Sementara, hasil dari autopsi di tubuh korban ditemukan kondisi luka ikatan pada pergelangan kaki dan tangan, bekas luka bakar di kedua punggung dan kepala, lebam pada mata, luka robek pada bibir, dan luka gores pada pinggang.
Diculik dan Dianiaya
Kemudian, untuk tiga pelaku ditangkap di daerah Kota Denpasar, pada Sabtu (8/2) dan korban sebelum tewas, sempat disekap dan disiksa oleh OSM dan OP dan keduanya adalah orang suruhan ALY.
Penyiksaan itu dialami korban selama sejak 20 Januari hingga tewas pada 2 Februari 2025. Terjadi di sebuah indekos yang ditempati OSM dan OP di Desa Pemecutan Kelod, Kecamatan Denpasar Selatan, Kota Denpasar, Bali.
"Motifnya adalah masalah utang.

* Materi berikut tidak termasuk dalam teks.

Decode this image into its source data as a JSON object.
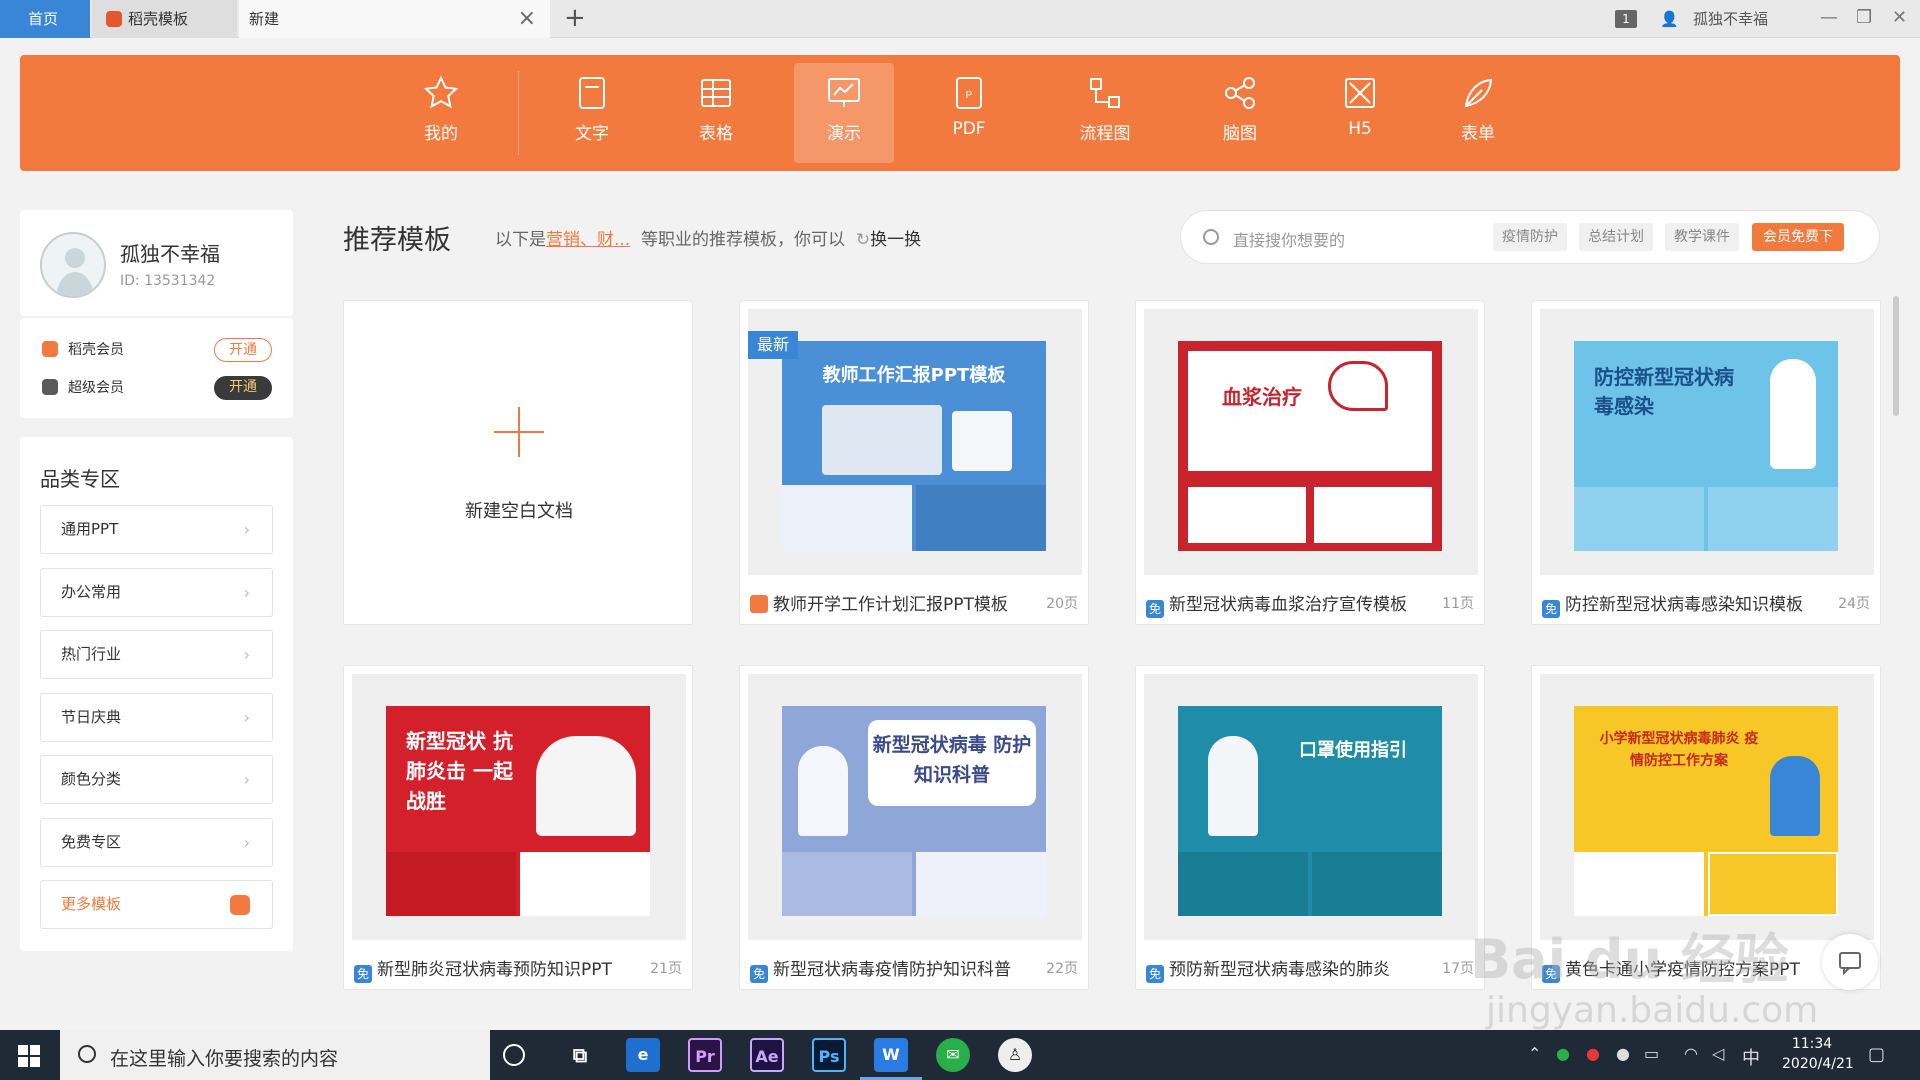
{
  "tabs": {
    "home": "首页",
    "template": "稻壳模板",
    "new": "新建",
    "new_tab": "+",
    "close": "×"
  },
  "titlebar": {
    "badge": "1",
    "username": "孤独不幸福",
    "minimize": "—",
    "restore": "❐",
    "close": "✕"
  },
  "nav": [
    {
      "label": "我的",
      "icon": "star-icon"
    },
    {
      "label": "文字",
      "icon": "document-icon"
    },
    {
      "label": "表格",
      "icon": "table-icon"
    },
    {
      "label": "演示",
      "icon": "presentation-icon"
    },
    {
      "label": "PDF",
      "icon": "pdf-icon"
    },
    {
      "label": "流程图",
      "icon": "flowchart-icon"
    },
    {
      "label": "脑图",
      "icon": "mindmap-icon"
    },
    {
      "label": "H5",
      "icon": "h5-icon"
    },
    {
      "label": "表单",
      "icon": "form-icon"
    }
  ],
  "user": {
    "name": "孤独不幸福",
    "id": "ID: 13531342"
  },
  "members": [
    {
      "label": "稻壳会员",
      "button": "开通"
    },
    {
      "label": "超级会员",
      "button": "开通"
    }
  ],
  "categories": {
    "title": "品类专区",
    "items": [
      "通用PPT",
      "办公常用",
      "热门行业",
      "节日庆典",
      "颜色分类",
      "免费专区"
    ],
    "more": "更多模板"
  },
  "recommend": {
    "title": "推荐模板",
    "sub_prefix": "以下是",
    "sub_highlight": "营销、财...",
    "sub_suffix": "等职业的推荐模板，你可以",
    "refresh": "换一换"
  },
  "search": {
    "placeholder": "直接搜你想要的",
    "tags": [
      "疫情防护",
      "总结计划",
      "教学课件"
    ],
    "vip": "会员免费下"
  },
  "blank_card": {
    "label": "新建空白文档"
  },
  "cards": [
    {
      "title": "教师开学工作计划汇报PPT模板",
      "pages": "20页",
      "badge": "最新",
      "thumb_title": "教师工作汇报PPT模板",
      "free": false
    },
    {
      "title": "新型冠状病毒血浆治疗宣传模板",
      "pages": "11页",
      "thumb_title": "血浆治疗",
      "free": true
    },
    {
      "title": "防控新型冠状病毒感染知识模板",
      "pages": "24页",
      "thumb_title": "防控新型冠状病毒感染",
      "free": true
    },
    {
      "title": "新型肺炎冠状病毒预防知识PPT",
      "pages": "21页",
      "thumb_title": "新型冠状 抗肺炎击 一起战胜",
      "free": true
    },
    {
      "title": "新型冠状病毒疫情防护知识科普",
      "pages": "22页",
      "thumb_title": "新型冠状病毒 防护知识科普",
      "free": true
    },
    {
      "title": "预防新型冠状病毒感染的肺炎",
      "pages": "17页",
      "thumb_title": "口罩使用指引",
      "free": true
    },
    {
      "title": "黄色卡通小学疫情防控方案PPT",
      "pages": "",
      "thumb_title": "小学新型冠状病毒肺炎 疫情防控工作方案",
      "free": true
    }
  ],
  "free_badge": "免",
  "taskbar": {
    "search_placeholder": "在这里输入你要搜索的内容",
    "time": "11:34",
    "date": "2020/4/21",
    "ime": "中"
  },
  "watermark": {
    "line1": "Bai du 经验",
    "line2": "jingyan.baidu.com"
  },
  "colors": {
    "accent": "#f37a3e",
    "blue": "#3a86d6",
    "taskbar": "#1f2a36"
  }
}
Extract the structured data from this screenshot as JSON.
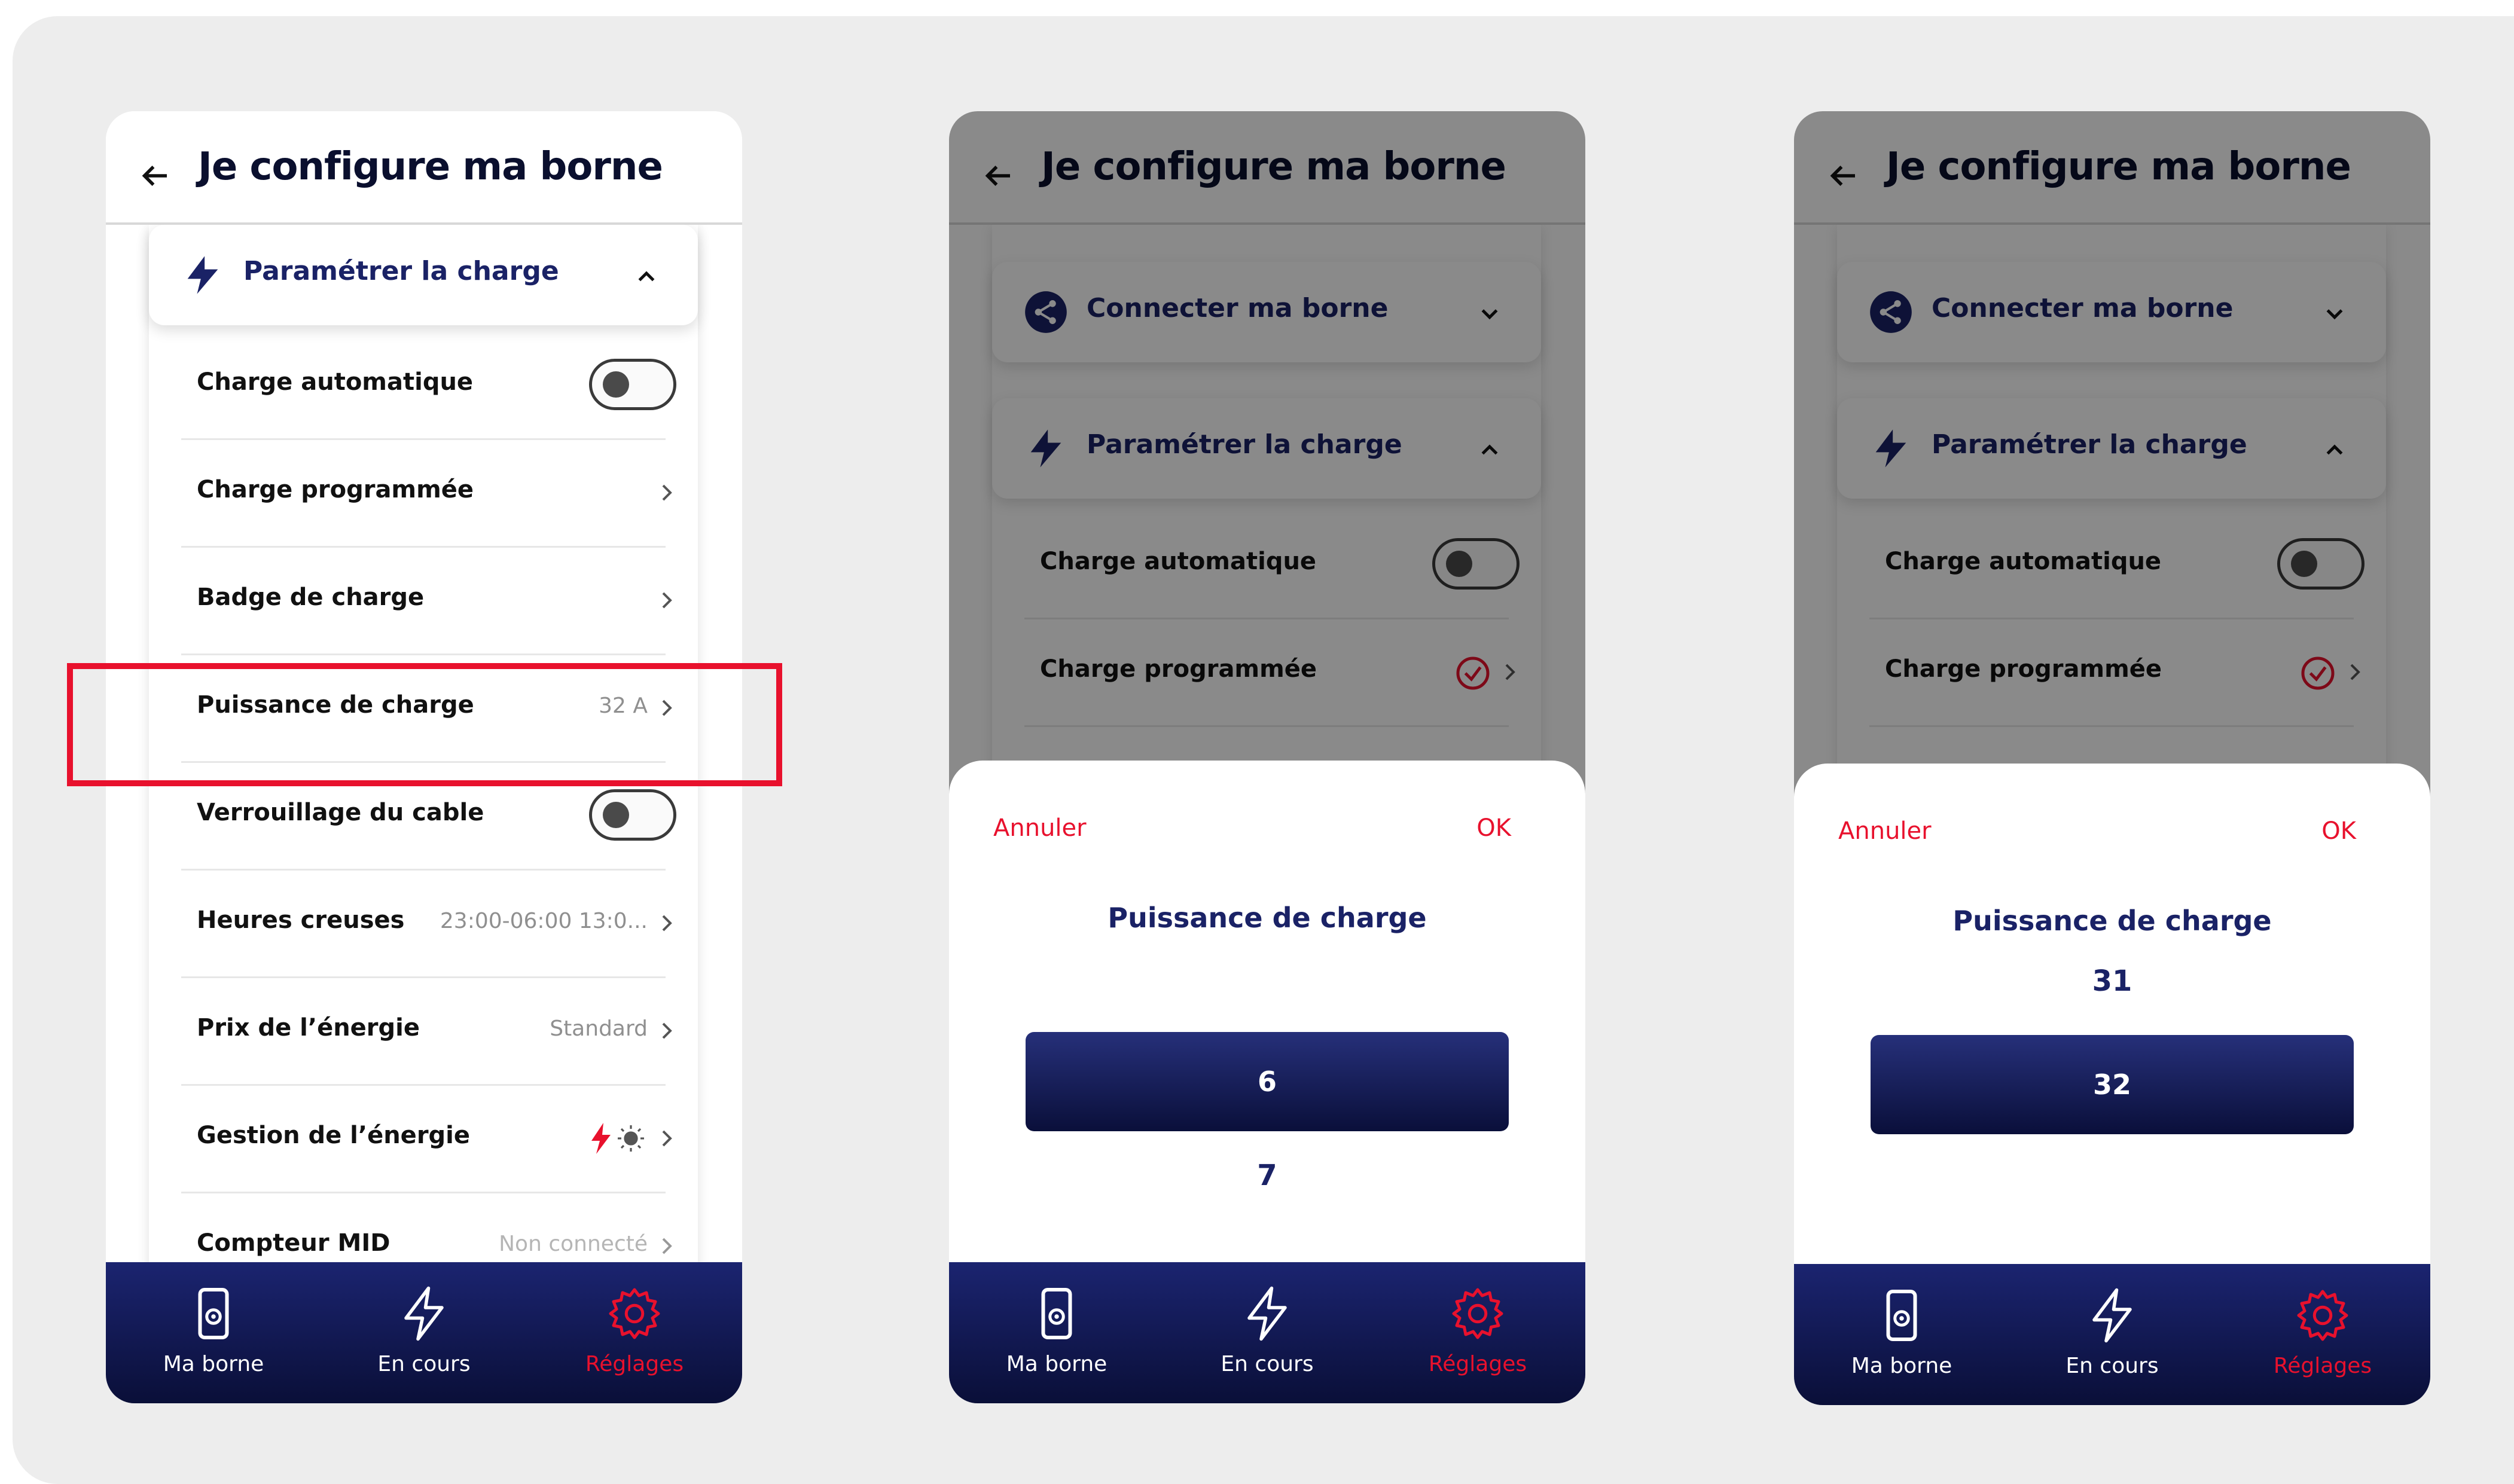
{
  "colors": {
    "accent": "#e8112d",
    "navy": "#1a2266",
    "tabbar": "#0f1650",
    "background": "#ededed"
  },
  "header": {
    "title": "Je configure ma borne",
    "back_icon": "arrow-left-icon"
  },
  "sections": {
    "connect": {
      "label": "Connecter ma borne",
      "icon": "share-icon",
      "state": "collapsed"
    },
    "charge": {
      "label": "Paramétrer la charge",
      "icon": "bolt-icon",
      "state": "expanded"
    }
  },
  "settings": [
    {
      "label": "Charge automatique",
      "control": "toggle",
      "on": false
    },
    {
      "label": "Charge programmée",
      "control": "chevron"
    },
    {
      "label": "Badge de charge",
      "control": "chevron"
    },
    {
      "label": "Puissance de charge",
      "value": "32 A",
      "control": "chevron",
      "highlighted": true
    },
    {
      "label": "Verrouillage du cable",
      "control": "toggle",
      "on": false
    },
    {
      "label": "Heures creuses",
      "value": "23:00-06:00 13:0...",
      "control": "chevron"
    },
    {
      "label": "Prix de l’énergie",
      "value": "Standard",
      "control": "chevron"
    },
    {
      "label": "Gestion de l’énergie",
      "icons": [
        "bolt-icon",
        "sun-icon"
      ],
      "control": "chevron"
    },
    {
      "label": "Compteur MID",
      "value": "Non connecté",
      "control": "chevron"
    }
  ],
  "picker_screen_2": {
    "cancel": "Annuler",
    "ok": "OK",
    "title": "Puissance de charge",
    "selected": "6",
    "below": "7"
  },
  "picker_screen_3": {
    "cancel": "Annuler",
    "ok": "OK",
    "title": "Puissance de charge",
    "above": "31",
    "selected": "32"
  },
  "tabbar": [
    {
      "label": "Ma borne",
      "icon": "charger-icon",
      "active": false
    },
    {
      "label": "En cours",
      "icon": "bolt-outline-icon",
      "active": false
    },
    {
      "label": "Réglages",
      "icon": "gear-icon",
      "active": true
    }
  ]
}
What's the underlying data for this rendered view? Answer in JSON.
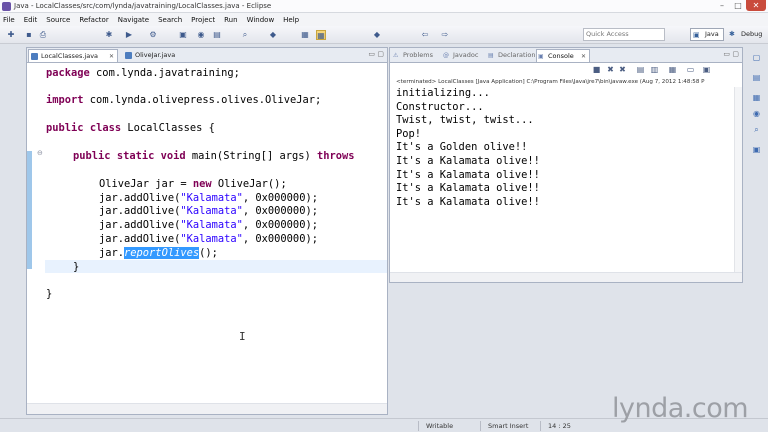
{
  "window": {
    "title": "Java - LocalClasses/src/com/lynda/javatraining/LocalClasses.java - Eclipse",
    "minimize": "–",
    "maximize": "□",
    "close": "✕"
  },
  "menu": [
    "File",
    "Edit",
    "Source",
    "Refactor",
    "Navigate",
    "Search",
    "Project",
    "Run",
    "Window",
    "Help"
  ],
  "toolbar": {
    "quick_access_placeholder": "Quick Access",
    "perspectives": [
      "Java",
      "Debug"
    ]
  },
  "editor": {
    "tabs": [
      {
        "label": "LocalClasses.java",
        "close": "✕"
      },
      {
        "label": "OliveJar.java"
      }
    ],
    "code": {
      "l1_kw": "package",
      "l1_rest": " com.lynda.javatraining;",
      "l2_kw": "import",
      "l2_rest": " com.lynda.olivepress.olives.OliveJar;",
      "l3_kw1": "public",
      "l3_kw2": "class",
      "l3_rest": " LocalClasses {",
      "l4_kw1": "public",
      "l4_kw2": "static",
      "l4_kw3": "void",
      "l4_rest": " main(String[] args) ",
      "l4_kw4": "throws",
      "l5_a": "OliveJar jar = ",
      "l5_kw": "new",
      "l5_b": " OliveJar();",
      "add_call": "jar.addOlive(",
      "add_arg": "\"Kalamata\"",
      "add_tail": ", 0x000000);",
      "l10_a": "jar.",
      "l10_sel": "reportOlives",
      "l10_b": "();",
      "close_inner": "}",
      "close_outer": "}"
    }
  },
  "console": {
    "tabs": [
      "Problems",
      "Javadoc",
      "Declaration",
      "Console"
    ],
    "tab_icons": [
      "⚠",
      "@",
      "▤",
      "▣"
    ],
    "close": "✕",
    "info": "<terminated> LocalClasses [Java Application] C:\\Program Files\\Java\\jre7\\bin\\javaw.exe (Aug 7, 2012 1:48:58 P",
    "output": [
      "initializing...",
      "Constructor...",
      "Twist, twist, twist...",
      "Pop!",
      "It's a Golden olive!!",
      "It's a Kalamata olive!!",
      "It's a Kalamata olive!!",
      "It's a Kalamata olive!!",
      "It's a Kalamata olive!!"
    ]
  },
  "status": {
    "writable": "Writable",
    "insert_mode": "Smart Insert",
    "position": "14 : 25"
  },
  "watermark": "lynda.com",
  "cursor_glyph": "I",
  "icons": {
    "new": "✚",
    "save": "▪",
    "print": "⎙",
    "debug": "✱",
    "run": "▶",
    "external": "⚙",
    "new_package": "▣",
    "new_class": "◉",
    "open_type": "▤",
    "search": "⌕",
    "mark": "◆",
    "toggle": "▦",
    "nav_prev": "⇦",
    "nav_next": "⇨",
    "minimize_view": "▭",
    "maximize_view": "▢"
  },
  "colors": {
    "keyword": "#7f0055",
    "string": "#2a00ff",
    "selection": "#3399ff",
    "current_line": "#e8f2fe"
  }
}
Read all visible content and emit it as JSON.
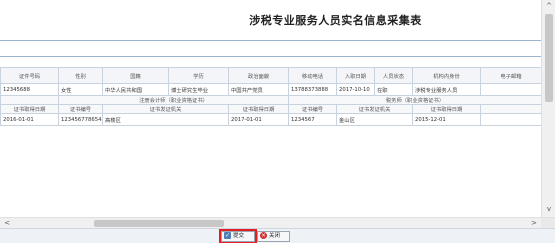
{
  "page": {
    "title": "涉税专业服务人员实名信息采集表"
  },
  "table": {
    "headers": [
      "证件号码",
      "性别",
      "国籍",
      "学历",
      "政治面貌",
      "移动电话",
      "入职日期",
      "人员状态",
      "机构内身份",
      "电子邮箱"
    ],
    "row1": [
      "12345688",
      "女性",
      "中华人民共和国",
      "博士研究生毕业",
      "中国共产党员",
      "13788373888",
      "2017-10-10",
      "在职",
      "涉税专业服务人员",
      ""
    ],
    "group_row": [
      "",
      "注册会计师（职业资格证书）",
      "税务师（职业资格证书）"
    ],
    "sub_headers": [
      "证书取得日期",
      "证书编号",
      "证书发证机关",
      "证书取得日期",
      "证书编号",
      "证书发证机关",
      "证书取得日期",
      ""
    ],
    "row2": [
      "2016-01-01",
      "123456778654",
      "高楼区",
      "2017-01-01",
      "1234567",
      "金山区",
      "2015-12-01",
      ""
    ]
  },
  "buttons": {
    "submit": "提交",
    "close": "关闭"
  },
  "scroll": {
    "left_arrow": "<",
    "right_arrow": ">",
    "up_arrow": "^",
    "down_arrow": "v"
  },
  "colors": {
    "submit_highlight": "#e02020",
    "border": "#c8d3df"
  }
}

Korban memiliki utang dengan ketiga tersangka. Tersangka OSM dan OP menganiaya korban hingga meninggal dunia. Hal itu juga atas perintah tersangka GALY untuk menekan korban agar mengembalikan uangnya," ujarnya.
Mayat Dibuang di Hutan
Kemudian, tersangka OSM dan OP lalu membuang mayat korban di hutan Desa Pancasari, Kecamatan Sukasada, Buleleng, pada Senin (3/2) dinihari, mayat tersebut diangkut menggunakan mobil Honda Brio kuning yang disewa tersangka GALY.
"Selanjutnya ketiga tersangka ini akan dilakukan pemeriksaan lebih lanjut guna mempertanggungjawabkan perbuatannya," ujarnya.
Ketiga tersangka dijerat Pasal 338 Jo. PASAL 55 KUHP pidana dan atau Pasal 351 Ayat 3 JO. Pasal 55 KUHP Pidana dengan ancaman maksimal atau paling lama 15 tahun pidana penjara.
Sebelumnya, mayat seorang pria tanpa identitas ditemukan di kawasan hutan di Desa Pancasari, Kecamatan Sukasada, Kabupaten Buleleng, Bali, pada Senin (3/2).
Geger Mayat Pria
Kasi Humas Polres Buleleng AKP Gede Darma Diatmika mengatakan, bahwa peristiwa itu diketahui terjadi sekitar pukul 15:00 WITA, dan pihak kepolisian mendatangi TKP dan ditemukan orang meninggal dunia di bawah batang pohon hutan lindung tepatnya di pinggir jalan Singaraja-Denpasar, Desa Pancasari, Buleleng.
"Korban belum diketahui Identitasnya," ujar AKP Diatmika, Senin (3/2) lalu.
Ia juga mengungkapkan, ciri-ciri mayat tersebut, yaitu korban terdapat tato dan bekas luka lama pada bagian punggungnya.
"Umur diperkirakan 50 tahun dengan tinggi badan sekitar 168 centimeter," imbuhnya.